Fortunately, there is more that can be applied administratively on user accounts without fully relying on those users to do their part. These password protection steps include:
- Force Easy to Remember Passwords to 16 digits With Complexity – The amount of time it takes a computer program to break a 16 digit password with complexity is more computational time than it takes a bit miner to crack a new Bitcoin. That kind of difficulty drives easy opportunists away very quickly, even with software tools. The strongest method is, of course, 64 digits.
- Utilize Password Encryption – Networks that automatically encrypt password fields and their data transfer block the most common method of grabbing passwords, network sniffing. All the hacker sees is a blizzard of characters that don’t make sense. Not using encryption literally leaves the password easy to read on a sniffed network or channel.
- Require Two-Factor Authentication – Absolutely one of the most effective tools available, multi factor authentication forces a unique second password code to be generated with every login. It’s easy to apply and any user with a connected cell phone or token key can still login without issue.

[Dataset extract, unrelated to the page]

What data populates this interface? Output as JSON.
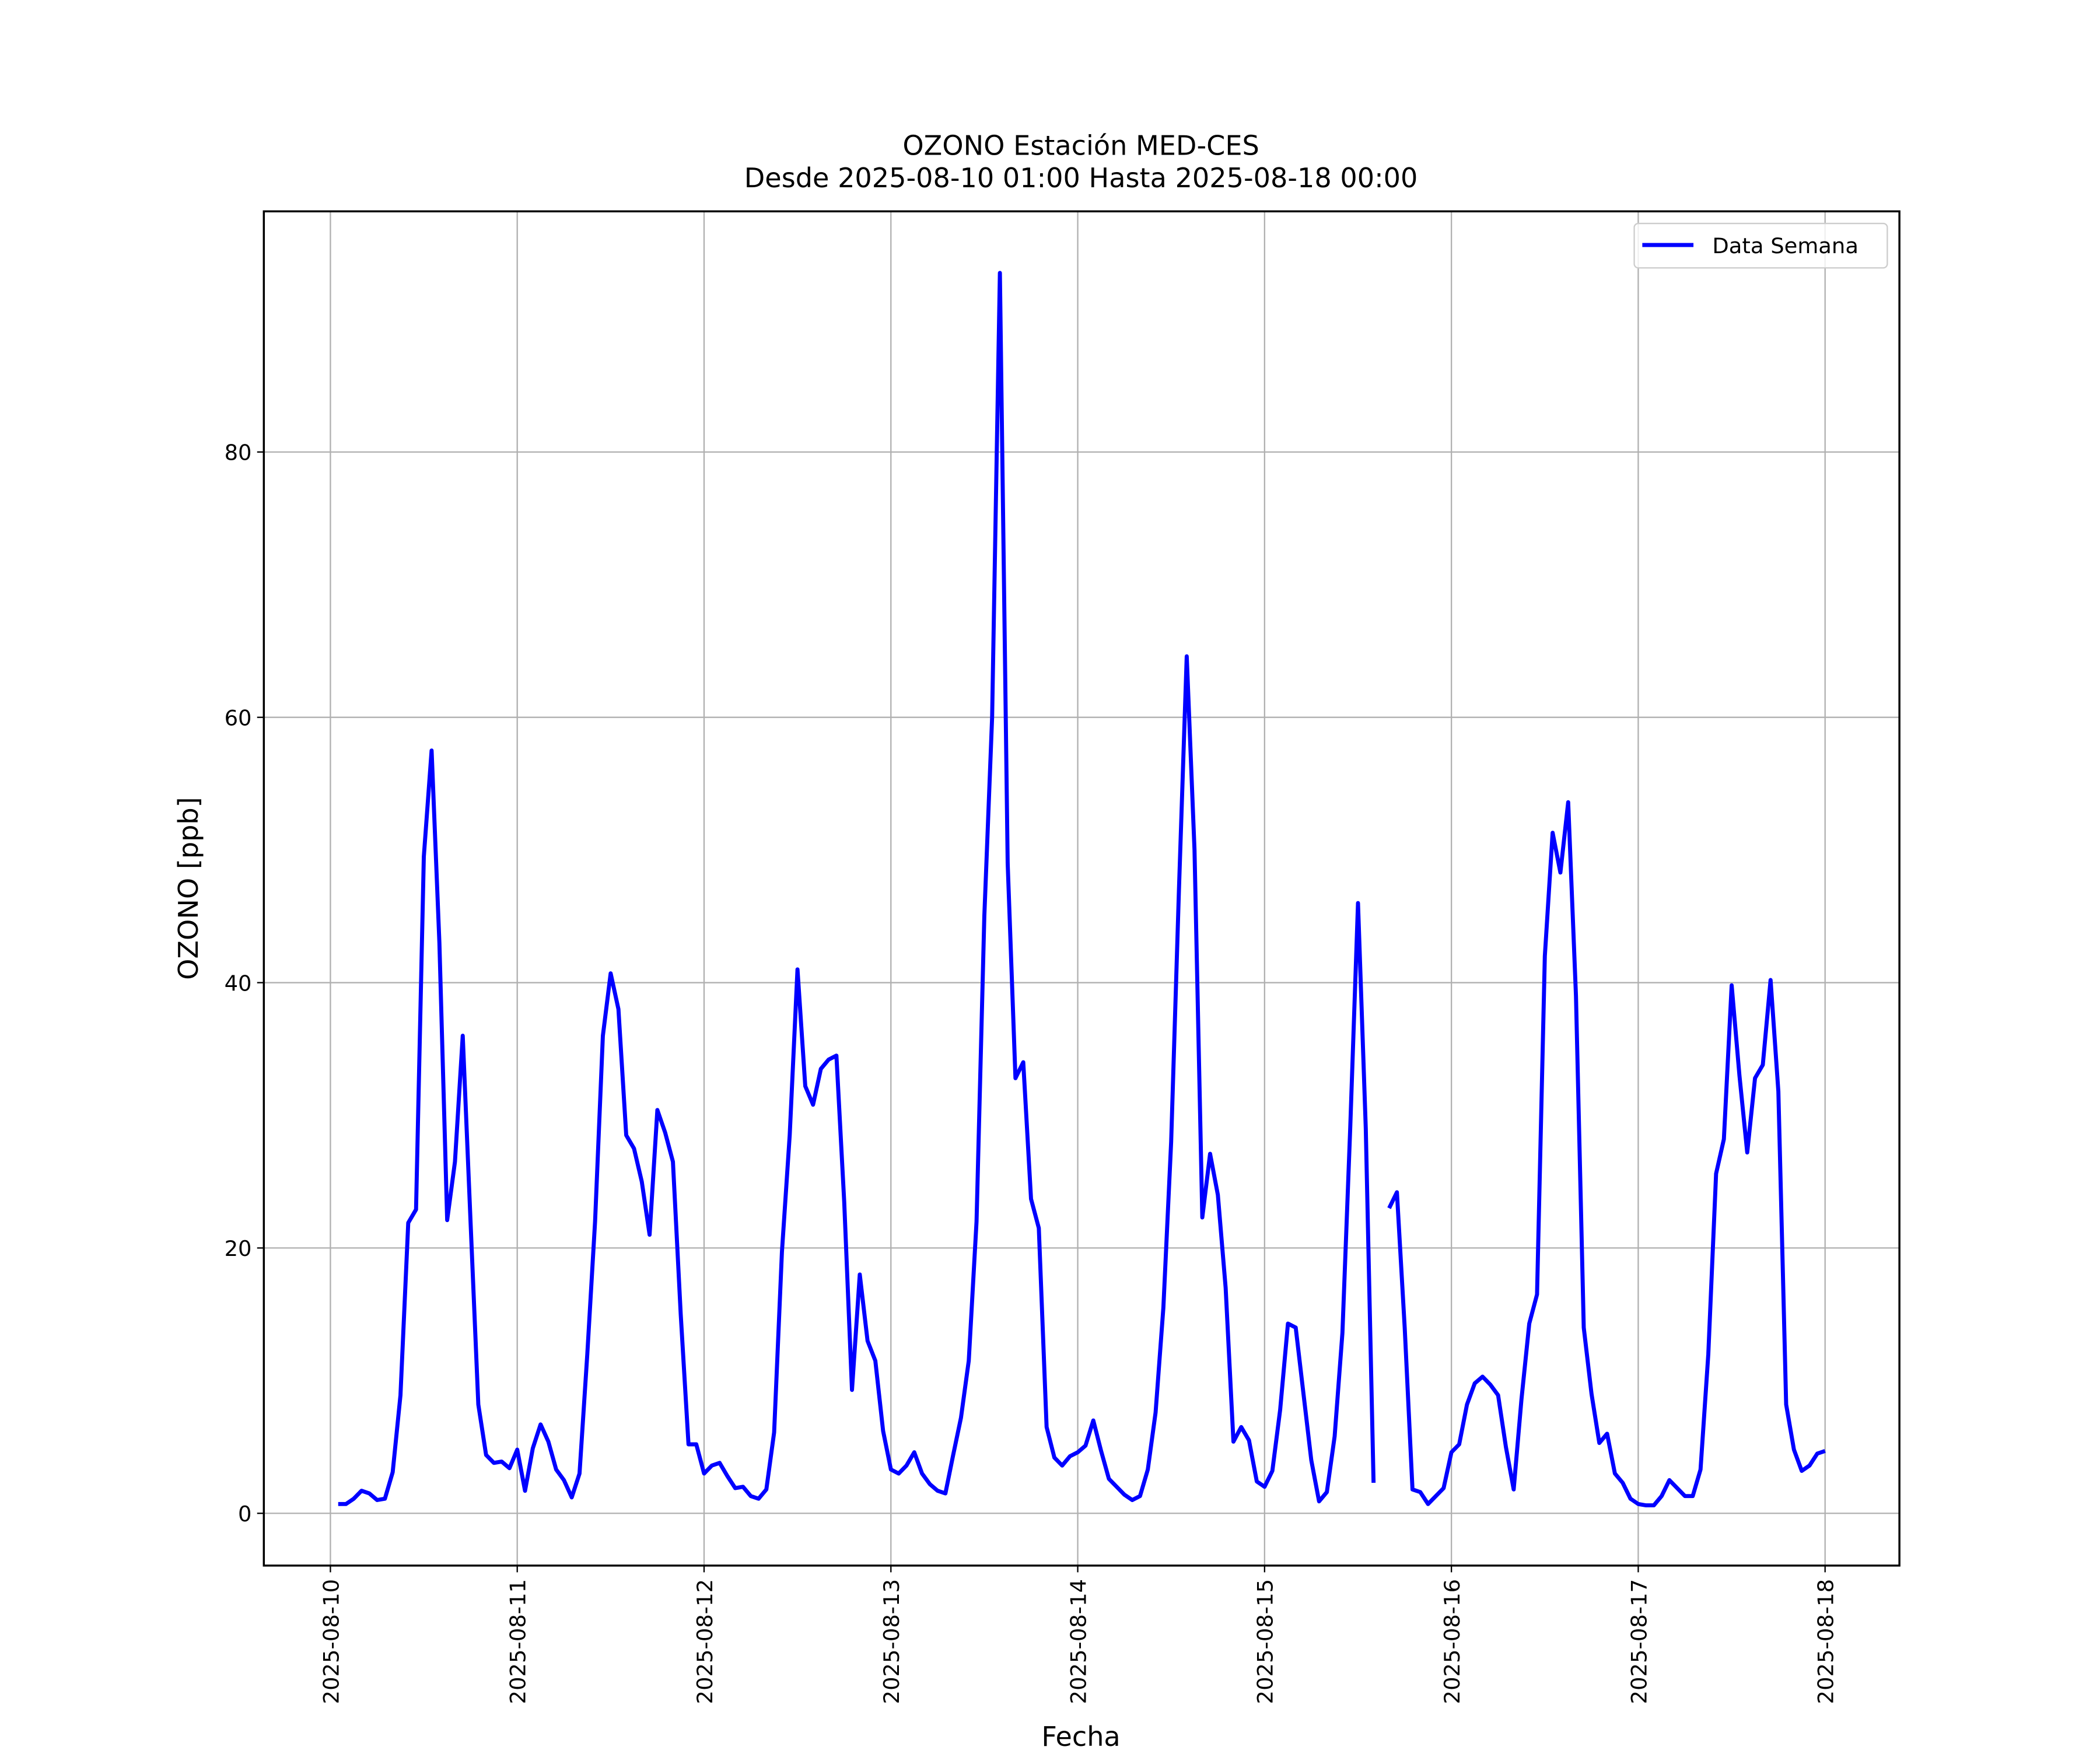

- Layer on More Methods – Unique passwords plus other tools like voice or biometric data makes it extremely hard to get into a system without the user’s cooperation. This wipes out the errant user name and password being written down and stolen or being overheard or seen in a public area.
- Force Minimum Acceptance Testing on New Strong Passwords – Your own server tools like Windows Server can require minimum criteria on new passwords in a network, forcing users to comply whether they like it or not. This may not work for dictionary words, however, in which case an administrator would have to rely on regular training reminders and auditing passwords for violations.
- Force Modularization – By requiring employees to have different passwords for different parts of a network, it blocks of access to the whole system even if a breach occurs. This follows the rule of “least privilege access.” No one should be allowed to have a universal password.
- Have the Ability to Nuke Connected Mobile Devices – Any device connected to your network should have a requirement for remote wipe. This way, if a mobile phone is compromised, you can immediately kill that access entirely and shut off further damage. This a very effective defense to stolen or lost mobile devices.
- Require Automatic Deletion of Unused Accounts & Separating Employees – This is a bit of a no-brainer; any accounts not used after 45 days or associated with a departing employee should be cut off immediately by default. These provide backdoor entry for anyone who gets them and the account hasn’t been deleted or disabled.
- Password Managers May Help – Password software memory tools provide a great way to manage passes, remembering passwords and storing passwords with a simple, singular channel, but their strength of a one account approach is also their Achilles Heel. If the password to the password manager is compromised, then so is everything else. In these cases having a physical security token as well as an MFA and password may be a better approach with a password manager.
There is no perfect solution for passwords as long as they will be used; the human element always presents an inherent risk, especially as user number increases dramatically. However, there are lot of steps an organization can take to limit the access and potential risk a password mistake can produce. Companies and organizations just need to proactively exercise them and take advantage of the tools they already have. Further, additional added layers can increase complexity and defenses when apply.